Sekda Kabupaten Pekalongan, Susiyanto Msi ketika meresmikan UPT Instalasi Farmasi Dinkes Kabupaten Pekalongan. Sekda terkesan mengolor-ngolor sambutan karena menunggu kehadiran bupati. (FT: Agus Zahid)

PanturaNews (Kajen) - Tenaga farmasi dan apoteker di Dinas Kesehatan (Dinkes)

Kabupaten Pekalongan, jumlahnya sangat minim. Dari 26 Pusat Kesehatan Masyarakat (Puskesmas), hanya memiliki 3 apoteker dan 24 orang farmasi. Jumlah itu juga belum memenuhi kebutuhan pelayanan untuk 50 Puskesmas Pembantu (Pustu) yang tersebar di Kabupaten Pekalongan.

"Seharusnya setiap Puskesmas harus ada satu tenaga farmasi maupun apoteker, temasuk di tiap-tiap Pustu," ujar Kepala Dinas Kesehatan Kabupaten Pekalongan, dr Hasyim Purwadi, Kamis 04 Maret 2010 saat peresmian UPT Instalasi Farmasi di Kajen pukul 13.00 WIB.

Dikatakan Hasyim, pihaknya akan menambah pegawai di bidang farmasi dan

apoteker untuk memenuhi kebutuhan di tiap-tiap Puskesmas. Karena Puskesmas juga melayani penyediaan obat untuk kebutuhan masyarakat. "Kita akan menambah pegawai farmasi dan apoteker nanti," lanjut Hasyim.

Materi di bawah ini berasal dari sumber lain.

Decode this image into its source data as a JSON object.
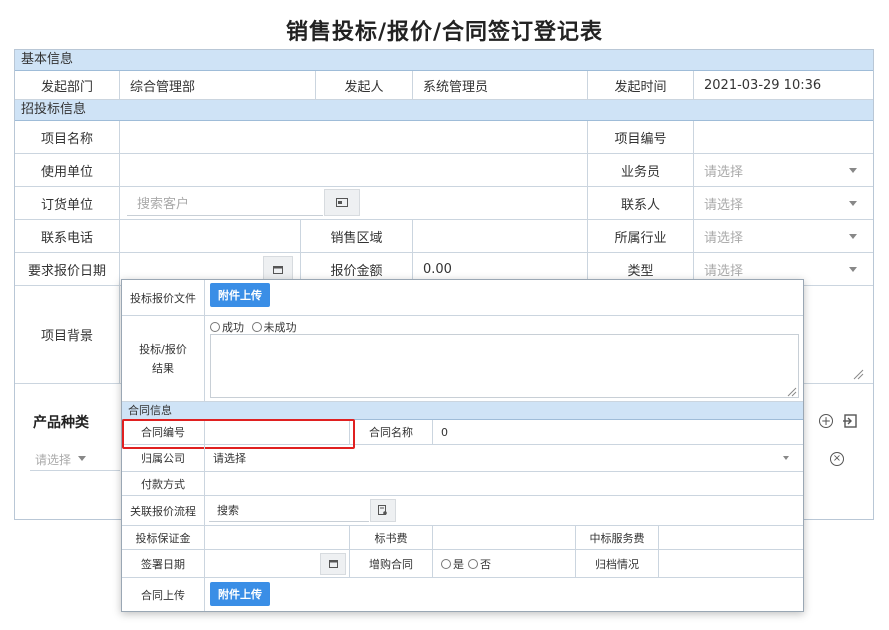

Peresmian UPT Instalasi Farmasi terpaksa dilakukan oleh Setda Kabupaten Pekalongan Susiyanto Msi. Pasalnya Bupati Pekalongan, Dra Hj Siti Qomariyah sedang rapat dengan Muspida. Usai peresmian, Bupati Pekalongan hadir langsung menandatangani prasasti dan menggunting pita sebagai simbul diresmikanya Kantor UPT Instalasi Farmasi tersebut. "Karena Bupati sedang ada rapat saya diminta membacakan sambutan bupati dan meresmikanya, tapi nanti bupati beserta Muspida akan hadir menandatangani prasasti," kata Susiyanto.

Perlu diketahui, Pembangunan Gedung UPT Instalasi farmasi didanai oleh Dana Alokasi Khusus (DAK) Kesehatan tahun 2009 senilai Rp 1.180.855.000. Gedung itu untuk menjamin ketersediaanya obat untuk masyarakat Kabupaten Pekalongan yang didistribusikan melalui Puskesmas.